As both the main character and the narrator of the Divine Comedy, Dante has three successive guides: in Inferno, this is Virgil (70-19 BCE), the “divine” master of epic poetry in Latin. The second guide, both in Purgatorio (where, since 1245, some of the dead were supposedly subjected to a trial that could be shortened by the prayers and good actions of the living) and in Paradiso, is Beatrice. Dante had met a “real” Beatrice—Beatrice di Folco Portinari, when they were both nine years old. He always remained in love with her, even after her premature death in 1290. In the Divine Comedy, Beatrice is Dante’s main confessor, intercessor and even (as imitator Christi), savior. Harold Bloom claimed that “Beatrice is the signa­ture of Dante's originality, [the] most audacious act of transforming his inherited faith into something much more his own.” The third guide, in the last three cantos of Paradiso, is St. Bernard of Clairvaux (1090-1153), the theologian of Divine Love and a famous iconoclast, who regarded art as a distraction to devotion and the Adoration of the Cross. This may partly explain why Paradiso is difficult to visualize and illustrate.
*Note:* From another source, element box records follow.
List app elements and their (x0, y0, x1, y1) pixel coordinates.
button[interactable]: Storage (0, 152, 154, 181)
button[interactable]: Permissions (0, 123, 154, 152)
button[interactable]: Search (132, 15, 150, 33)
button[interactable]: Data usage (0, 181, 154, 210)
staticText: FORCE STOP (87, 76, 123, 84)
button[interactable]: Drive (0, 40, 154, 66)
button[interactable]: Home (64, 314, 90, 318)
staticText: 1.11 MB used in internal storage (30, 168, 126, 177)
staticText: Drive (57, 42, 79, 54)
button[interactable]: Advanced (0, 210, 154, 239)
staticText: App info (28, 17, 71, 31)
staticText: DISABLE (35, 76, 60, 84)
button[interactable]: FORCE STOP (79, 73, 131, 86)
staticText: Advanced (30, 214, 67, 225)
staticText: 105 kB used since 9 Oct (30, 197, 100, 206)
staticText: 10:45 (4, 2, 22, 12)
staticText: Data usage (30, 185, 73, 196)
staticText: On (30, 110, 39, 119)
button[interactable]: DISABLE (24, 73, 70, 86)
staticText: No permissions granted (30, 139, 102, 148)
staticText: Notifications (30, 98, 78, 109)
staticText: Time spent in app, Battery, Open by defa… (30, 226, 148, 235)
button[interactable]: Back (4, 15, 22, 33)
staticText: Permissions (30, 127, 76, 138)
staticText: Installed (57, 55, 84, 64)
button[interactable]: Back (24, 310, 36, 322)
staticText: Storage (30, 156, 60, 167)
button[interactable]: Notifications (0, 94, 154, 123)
The term Commedia refers to Dante’s use of a “median style,” mixing the “elevated style” of the epic poem with irony and humor. Besides, unlike a tragedy, this journey “ends well” for Dante the pilgrim, who becomes realigned with God’s love. Dante’s first biographer, Boccaccio, added “Divine” to the poem’s title in 1373.

Why “Visions of Dante?”

First, T.S. Eliot reminds us that Dante “lived in an age in which men still saw visions”, and that his poetry often stemmed from that “disciplined kind of dreaming.” Such “visions” never ceased to impress and inspire other dreamers and poets. In 1905, a college student named Ezra Pound wrote to his mother, “I shall continue to study Dante and the Hebrew Prophets.”

Second, Dante is a very effective visual poet. As Eliot also noticed, his characters are often defined by their gaze — most memorably, in Purgatorio 6, we see the 13th century troubadour Sordello watching Virgil and Dante like a couchant lion on guard. No need to know the meaning of “couchant” in medieval heraldry to visualize the scene and feel the tension! Similarly, one does not need to be familiar with the palio del drappo verde, a famous horse race in Verona, to perceive the painful irony in Inferno 15: Dante’s beloved professor, Brunetto Latini, is tortured forever in Hell as a sodomite. The reason why he keeps running so fast in the desert is the burning sand under his feet. However, he may look, at first sight, like a running champion, one of those who wins the green cloth, not one who loses.

Finally, Dante is an endless source of inspiration for visual artists, from manuscript illuminators and book illustrators to filmmakers. From Sandro Botticelli to Kara Walker, artists have interpreted and transformed the Divine Comedy according to their own personal language, memories, and perspective on life and society.

The exhibition is organized by gallery, first to provide a history of the Dante collection at Cornell, and next to communicate Dante’s cultural significance, while acknowledging political issues related to his iconic status across seven centuries. Continuing onward, an understanding of medieval theories of vision situates Dante in his own time while setting the stage for subsequent illustrators’ and artists’ encounters with the Divine Comedy from the Renaissance in Europe up until the present day.

We hope you will enjoy the exhibition and form your own “Visions of Dante”!